The most detailed log messages, may contain sensitive application data. These messages are disabled by default and should never be enabled in a production environment.

It is not recommended that you log sensitive information like passwords to any log level in your application, but frameworks such as Entity Framework will use this level when they are logging things like SQL Statements which could contain sensitive data depending on the queries.

example: inserting row in Users table: { "FirstName":"Luke", "LastName":"Waters" }

Debug

Logs that are used for interactive investigation during development should use the Debug level. These logs should primarily contain information useful for debugging and have no long-term value.

This is the default most verbose level of logging.

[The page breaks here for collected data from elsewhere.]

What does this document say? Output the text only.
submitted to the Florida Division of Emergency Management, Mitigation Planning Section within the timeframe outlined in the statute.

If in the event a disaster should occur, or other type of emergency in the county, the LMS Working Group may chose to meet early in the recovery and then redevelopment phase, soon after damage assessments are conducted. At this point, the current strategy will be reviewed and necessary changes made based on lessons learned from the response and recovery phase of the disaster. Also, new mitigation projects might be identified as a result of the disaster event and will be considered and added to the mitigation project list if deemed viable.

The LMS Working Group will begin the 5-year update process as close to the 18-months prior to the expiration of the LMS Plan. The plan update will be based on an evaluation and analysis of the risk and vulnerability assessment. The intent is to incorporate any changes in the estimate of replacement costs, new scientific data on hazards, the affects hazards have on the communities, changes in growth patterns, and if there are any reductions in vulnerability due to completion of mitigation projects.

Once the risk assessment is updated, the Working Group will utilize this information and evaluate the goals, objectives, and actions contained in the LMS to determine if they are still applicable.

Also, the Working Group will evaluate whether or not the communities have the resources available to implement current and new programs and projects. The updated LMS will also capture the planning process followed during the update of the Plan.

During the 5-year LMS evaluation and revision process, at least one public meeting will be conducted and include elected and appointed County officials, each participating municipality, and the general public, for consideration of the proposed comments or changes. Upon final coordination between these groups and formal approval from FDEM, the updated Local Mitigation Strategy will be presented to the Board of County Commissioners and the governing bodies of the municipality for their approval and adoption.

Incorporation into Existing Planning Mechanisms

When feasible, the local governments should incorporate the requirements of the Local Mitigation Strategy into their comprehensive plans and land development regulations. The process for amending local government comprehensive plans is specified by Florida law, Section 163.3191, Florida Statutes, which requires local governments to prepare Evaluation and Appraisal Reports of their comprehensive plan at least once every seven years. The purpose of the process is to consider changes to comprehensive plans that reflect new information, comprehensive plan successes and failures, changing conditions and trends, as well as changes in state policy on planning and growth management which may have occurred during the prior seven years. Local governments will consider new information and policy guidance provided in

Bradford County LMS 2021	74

example: method x was called with parameter y

Information

Track the general flow of the application using logs at the Information level. These logs should have value in the long term.

Common situations to log:

  • startup configuration settings
  • entry/exit points
  • changes to data

examples: user JohnDoe created an account, an entry was added to the User database

Warning

Warnings should highlight an abnormal or unexpected event in the application flow. This event does not cause the application execution to stop, but can signify sub-optimal performance or a potential problem for the future. A common place to log a warning is from handled exceptions.

examples: invalid authentication, low disk space

Error

An error should be logged when the current flow of execution is stopped due to a failure. These should indicate a failure in the current activity, not an application-wide failure. These will mainly be unhandled exceptions and recoverable failures.

example: failure to execute or process a task

Critical

A critical log should describe an unrecoverable application or system crash, or a catastrophic failure that requires immediate attention.

examples: data loss, stack overflow

Event Ids

A logging event may specify an integer event id. Event ids should uniquely identify a logging publication call site within a logging category (i.e. the name passed to ILoggerFactory.CreateLogger when creating the logger instance).